Mytos und Realität: Wie groß die Gefahren des Cyberwar wirklich
sind

Zusammenstoßende Züge, explodierende Gasleitungen, plötzliche Stromausfälle, manipulierte Aktienbörsen, lahm gelegte Satelliten: Das Schreckensszenario eines umfassend geführten Cyberwar macht vor kaum einer Einrichtung des modernen Lebens Halt. Über die technische Realisierbarkeit solcher Computerattacken streiten die Experten zwar, aber viele Staaten, allen voran die USA, rüsten derzeit ihre IT-Kapazitäten für die informationsgesteuerte Kriegführung massiv auf. Die Amerikaner scheuen dabei keine Kosten: Milliarden Dollar müssten Staat und Wirtschaft in den nächsten Jahren investieren, um für die elektronische Kriegführung, auch Cyberwar oder Infowar genannt, gewappnet zu sein, fordern amerikanische Militärs und Geheimdienstler seit längerem. Nach einem kürzlich erschienenen Bericht der Washington Post hat Präsident Bush im Juli eine geheime Direktive über den offensiven Einsatz von Cyberwaffen unterzeichnet. Amerikanische Kritiker weisen auf die unzureichende Beherrschbarkeit solcher Attacken und die Gefahr von Gegenschlägen auf US-Unternehmen hin.
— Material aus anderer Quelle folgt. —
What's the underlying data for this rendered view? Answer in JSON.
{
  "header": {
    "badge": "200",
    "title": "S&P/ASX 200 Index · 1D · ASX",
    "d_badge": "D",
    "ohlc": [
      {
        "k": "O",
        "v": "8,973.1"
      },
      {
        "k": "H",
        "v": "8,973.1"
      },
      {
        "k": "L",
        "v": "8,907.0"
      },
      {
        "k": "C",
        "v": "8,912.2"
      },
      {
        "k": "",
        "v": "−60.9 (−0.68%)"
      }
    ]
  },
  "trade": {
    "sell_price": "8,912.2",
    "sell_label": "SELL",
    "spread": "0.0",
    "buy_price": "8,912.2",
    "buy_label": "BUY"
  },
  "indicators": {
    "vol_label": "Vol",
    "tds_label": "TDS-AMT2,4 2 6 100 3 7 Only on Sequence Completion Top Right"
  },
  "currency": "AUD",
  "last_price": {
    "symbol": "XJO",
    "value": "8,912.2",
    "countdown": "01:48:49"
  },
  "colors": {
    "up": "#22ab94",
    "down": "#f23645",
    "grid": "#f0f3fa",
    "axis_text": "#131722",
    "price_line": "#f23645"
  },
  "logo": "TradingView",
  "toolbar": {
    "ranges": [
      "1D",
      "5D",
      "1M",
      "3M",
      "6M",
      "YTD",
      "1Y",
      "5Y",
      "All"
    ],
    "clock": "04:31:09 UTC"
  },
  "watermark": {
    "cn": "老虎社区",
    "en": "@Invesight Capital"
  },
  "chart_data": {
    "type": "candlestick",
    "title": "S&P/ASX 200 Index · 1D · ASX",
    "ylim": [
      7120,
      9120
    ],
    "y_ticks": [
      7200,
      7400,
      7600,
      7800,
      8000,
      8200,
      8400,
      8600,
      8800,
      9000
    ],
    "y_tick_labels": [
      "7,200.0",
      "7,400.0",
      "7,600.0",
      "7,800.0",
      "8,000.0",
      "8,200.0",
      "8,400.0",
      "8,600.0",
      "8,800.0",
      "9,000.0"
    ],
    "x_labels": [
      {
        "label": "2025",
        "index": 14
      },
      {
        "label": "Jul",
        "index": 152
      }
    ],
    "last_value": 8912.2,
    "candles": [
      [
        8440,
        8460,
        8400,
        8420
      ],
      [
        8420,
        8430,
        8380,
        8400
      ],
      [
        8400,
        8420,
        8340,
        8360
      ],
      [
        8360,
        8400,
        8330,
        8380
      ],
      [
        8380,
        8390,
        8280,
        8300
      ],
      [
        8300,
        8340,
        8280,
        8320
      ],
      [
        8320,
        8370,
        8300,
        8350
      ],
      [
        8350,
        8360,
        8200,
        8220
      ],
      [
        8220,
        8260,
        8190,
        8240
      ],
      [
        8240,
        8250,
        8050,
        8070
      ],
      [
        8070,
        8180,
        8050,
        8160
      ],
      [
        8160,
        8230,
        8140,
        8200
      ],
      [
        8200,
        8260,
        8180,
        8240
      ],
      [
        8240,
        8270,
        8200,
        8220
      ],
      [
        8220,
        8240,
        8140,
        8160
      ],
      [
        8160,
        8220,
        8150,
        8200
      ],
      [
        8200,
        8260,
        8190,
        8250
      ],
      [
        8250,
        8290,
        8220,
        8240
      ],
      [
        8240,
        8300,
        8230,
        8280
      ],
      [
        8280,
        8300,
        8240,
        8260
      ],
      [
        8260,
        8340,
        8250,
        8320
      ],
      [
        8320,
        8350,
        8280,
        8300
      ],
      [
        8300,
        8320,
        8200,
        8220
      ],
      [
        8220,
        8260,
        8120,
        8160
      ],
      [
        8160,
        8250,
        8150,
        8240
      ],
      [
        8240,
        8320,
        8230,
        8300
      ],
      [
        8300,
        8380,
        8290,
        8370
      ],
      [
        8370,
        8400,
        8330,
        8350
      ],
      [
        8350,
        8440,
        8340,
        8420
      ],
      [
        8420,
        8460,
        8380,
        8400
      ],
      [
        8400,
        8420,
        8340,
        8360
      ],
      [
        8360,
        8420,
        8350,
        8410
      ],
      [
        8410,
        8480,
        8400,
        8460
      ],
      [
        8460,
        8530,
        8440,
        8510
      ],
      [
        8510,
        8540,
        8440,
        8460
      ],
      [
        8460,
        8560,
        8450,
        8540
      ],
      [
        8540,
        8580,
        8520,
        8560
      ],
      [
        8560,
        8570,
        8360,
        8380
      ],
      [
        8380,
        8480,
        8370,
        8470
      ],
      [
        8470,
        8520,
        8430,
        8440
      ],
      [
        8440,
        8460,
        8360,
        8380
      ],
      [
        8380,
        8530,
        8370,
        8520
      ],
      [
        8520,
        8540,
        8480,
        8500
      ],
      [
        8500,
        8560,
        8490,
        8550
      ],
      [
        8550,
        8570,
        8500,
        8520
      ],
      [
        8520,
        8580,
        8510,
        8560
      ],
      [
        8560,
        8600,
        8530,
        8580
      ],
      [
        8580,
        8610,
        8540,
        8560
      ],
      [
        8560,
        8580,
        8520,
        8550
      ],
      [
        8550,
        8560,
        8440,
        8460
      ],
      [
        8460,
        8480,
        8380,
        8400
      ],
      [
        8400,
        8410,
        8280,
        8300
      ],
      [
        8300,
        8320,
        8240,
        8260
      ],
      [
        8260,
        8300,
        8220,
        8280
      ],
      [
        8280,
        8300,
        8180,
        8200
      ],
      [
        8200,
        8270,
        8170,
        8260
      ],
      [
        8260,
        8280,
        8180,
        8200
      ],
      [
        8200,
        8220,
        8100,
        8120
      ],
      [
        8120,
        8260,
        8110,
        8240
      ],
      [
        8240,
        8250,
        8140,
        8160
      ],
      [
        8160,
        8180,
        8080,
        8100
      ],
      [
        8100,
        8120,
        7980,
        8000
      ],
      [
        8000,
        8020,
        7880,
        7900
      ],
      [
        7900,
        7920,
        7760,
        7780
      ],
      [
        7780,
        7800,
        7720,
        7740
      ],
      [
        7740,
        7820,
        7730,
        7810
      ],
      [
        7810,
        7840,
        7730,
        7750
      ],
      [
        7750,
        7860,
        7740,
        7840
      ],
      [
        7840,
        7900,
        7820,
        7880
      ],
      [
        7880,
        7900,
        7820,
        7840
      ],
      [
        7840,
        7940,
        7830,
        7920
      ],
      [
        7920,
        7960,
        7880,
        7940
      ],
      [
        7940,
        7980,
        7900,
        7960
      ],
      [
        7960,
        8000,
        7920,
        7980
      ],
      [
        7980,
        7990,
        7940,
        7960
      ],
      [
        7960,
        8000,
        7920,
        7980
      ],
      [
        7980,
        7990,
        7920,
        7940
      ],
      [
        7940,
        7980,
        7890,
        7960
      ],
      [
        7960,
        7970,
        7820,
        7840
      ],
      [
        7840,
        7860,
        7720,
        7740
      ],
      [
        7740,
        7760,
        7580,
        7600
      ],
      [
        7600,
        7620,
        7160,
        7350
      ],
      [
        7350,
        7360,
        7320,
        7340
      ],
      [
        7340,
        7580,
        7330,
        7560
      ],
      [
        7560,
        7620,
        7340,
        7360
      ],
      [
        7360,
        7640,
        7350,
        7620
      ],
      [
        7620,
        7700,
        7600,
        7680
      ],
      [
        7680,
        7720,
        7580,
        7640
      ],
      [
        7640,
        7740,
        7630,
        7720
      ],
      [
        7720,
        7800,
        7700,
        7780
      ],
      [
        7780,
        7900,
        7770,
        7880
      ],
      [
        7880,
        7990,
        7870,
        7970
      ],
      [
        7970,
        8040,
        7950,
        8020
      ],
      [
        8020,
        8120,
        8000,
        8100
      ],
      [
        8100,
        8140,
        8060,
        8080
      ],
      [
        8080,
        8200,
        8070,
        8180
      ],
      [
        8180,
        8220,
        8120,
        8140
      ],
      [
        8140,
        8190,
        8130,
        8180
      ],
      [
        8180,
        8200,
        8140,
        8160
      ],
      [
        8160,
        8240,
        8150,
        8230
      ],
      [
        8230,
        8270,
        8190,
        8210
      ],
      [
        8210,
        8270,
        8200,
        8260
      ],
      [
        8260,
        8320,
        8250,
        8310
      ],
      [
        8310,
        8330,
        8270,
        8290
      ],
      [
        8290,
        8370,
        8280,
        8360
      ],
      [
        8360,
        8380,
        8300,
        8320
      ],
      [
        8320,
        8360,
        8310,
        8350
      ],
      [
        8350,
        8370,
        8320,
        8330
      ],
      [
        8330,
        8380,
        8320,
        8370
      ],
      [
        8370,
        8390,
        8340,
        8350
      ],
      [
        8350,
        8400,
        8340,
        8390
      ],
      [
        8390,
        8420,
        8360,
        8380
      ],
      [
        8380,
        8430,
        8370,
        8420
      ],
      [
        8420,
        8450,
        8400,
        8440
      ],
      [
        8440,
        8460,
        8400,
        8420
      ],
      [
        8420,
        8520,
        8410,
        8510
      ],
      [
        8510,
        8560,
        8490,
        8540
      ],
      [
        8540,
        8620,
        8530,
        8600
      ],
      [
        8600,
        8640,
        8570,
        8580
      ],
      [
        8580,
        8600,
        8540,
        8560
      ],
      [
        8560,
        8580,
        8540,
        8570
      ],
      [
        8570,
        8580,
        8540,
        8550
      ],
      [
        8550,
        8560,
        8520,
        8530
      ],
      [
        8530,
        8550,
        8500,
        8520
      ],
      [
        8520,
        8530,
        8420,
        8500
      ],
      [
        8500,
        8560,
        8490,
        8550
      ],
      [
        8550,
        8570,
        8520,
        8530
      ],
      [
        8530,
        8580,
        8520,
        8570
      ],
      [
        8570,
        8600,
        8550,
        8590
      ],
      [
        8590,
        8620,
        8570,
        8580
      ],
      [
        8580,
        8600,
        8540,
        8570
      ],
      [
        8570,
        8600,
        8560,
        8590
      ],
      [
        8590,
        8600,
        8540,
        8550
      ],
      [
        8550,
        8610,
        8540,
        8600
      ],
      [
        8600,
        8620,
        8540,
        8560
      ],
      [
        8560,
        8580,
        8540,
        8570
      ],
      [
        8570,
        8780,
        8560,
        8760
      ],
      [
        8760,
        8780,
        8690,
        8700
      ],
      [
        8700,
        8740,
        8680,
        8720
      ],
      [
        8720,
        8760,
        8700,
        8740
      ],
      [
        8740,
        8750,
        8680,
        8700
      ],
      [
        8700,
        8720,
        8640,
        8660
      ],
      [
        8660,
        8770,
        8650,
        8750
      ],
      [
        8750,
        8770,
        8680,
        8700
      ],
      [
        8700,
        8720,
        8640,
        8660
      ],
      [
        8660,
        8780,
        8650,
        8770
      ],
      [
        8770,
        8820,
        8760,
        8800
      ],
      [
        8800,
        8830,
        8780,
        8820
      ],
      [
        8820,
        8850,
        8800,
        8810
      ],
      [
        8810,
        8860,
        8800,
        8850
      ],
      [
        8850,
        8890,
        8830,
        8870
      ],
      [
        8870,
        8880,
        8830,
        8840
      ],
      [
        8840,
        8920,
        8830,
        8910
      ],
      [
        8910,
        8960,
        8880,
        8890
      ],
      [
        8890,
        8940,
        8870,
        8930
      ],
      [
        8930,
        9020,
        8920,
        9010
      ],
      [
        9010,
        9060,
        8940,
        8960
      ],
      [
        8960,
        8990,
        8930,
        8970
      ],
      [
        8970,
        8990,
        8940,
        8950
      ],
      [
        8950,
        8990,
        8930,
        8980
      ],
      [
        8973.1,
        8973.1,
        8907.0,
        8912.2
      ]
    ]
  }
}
Elektronisches Pearl Harbor

Das amerikanische Streben nach militärischer Überlegenheit im Infowar ist nicht neu. Seit 1998 wurden eine Vielzahl von Initiativen und Kommissionen gegründet, um Sicherheitsschwachstellen in Computern und Netzwerken von Regierungsstellen und maßgeblichen IT- und Infrastruktur-Unternehmen aufzudecken und ein Konzept zu ihrer Bekämpfung zu erarbeiten. Seit dem Amtswechsel im Weißen Haus drängt die US-Regierung verstärkt darauf, ein „elektronisches Pearl Harbor“ zu verhindern. Besonders der Technologie-Geheimdienst NSA (National Security Agency) warnt in schöner Regelmäßigkeit vor Cyberterrorismus, um, wie Kritiker vermuten, neue Aufgaben an sich zu ziehen und so höhere Budgets zu erschließen. Plastisch machte es James Adams, Mitglied im Beratungsstab der NSA und des Pentagon, in einem Interview mit dem Handelsblatt: „Jeder weiß, wenn er heute einen Nuklearschlag gegen die USA unternähme, würde er völlig zerstört. Diese totale Abschreckung brauchen wir im virtuellen Raum auch, vor allem zum Schutz unserer kritischen Infrastruktur. Wenn ein Staat unsere Wasserversorgung unterbricht, müssen wir fähig sein, seine Stromversorgung oder sein Bankensystem digital lahm zu legen.“

In jüngster Zeit mehren sich die Warnungen aus Washington. Richard Clarke, der Vorsitzende des dem Präsidenten unterstehenden Critical Infrastructure Protection Board, wies darauf hin, dass Osama bin Laden Anschläge auf die wirtschaftliche Infrastruktur der USA angekündigt habe. Insbesondere die steigende Nutzung schlecht gesicherter wireless-Technologien sei eine Gefahrenquelle. Vor kurzem legte das FBI nach und berichtete von zunehmenden Cyberattacken pro-irakischer Hacker.

weltweites Aufrüsten

Doch nicht nur die USA, auch Russland, China, Frankreich, Israel, Indien und Pakistan bauen ihre Infowar-Fähigkeiten aus. Der Umsatz für „integrierte Systemarchitektur im militärischen Bereich (C4ISR)“ wird nach Schätzung der Unternehmensberatung Frost & Sullivan allein in Europa von über sieben Milliarden Dollar 2002 auf neuneinhalb Milliarden im Jahr 2008 steigen. Dabei werde der europäische Markt zu einem der offensten Märkte. „Impulse gehen von technischen Neuerungen und vor allem vom Doktrinwandel aus“, heißt es in der Analyse.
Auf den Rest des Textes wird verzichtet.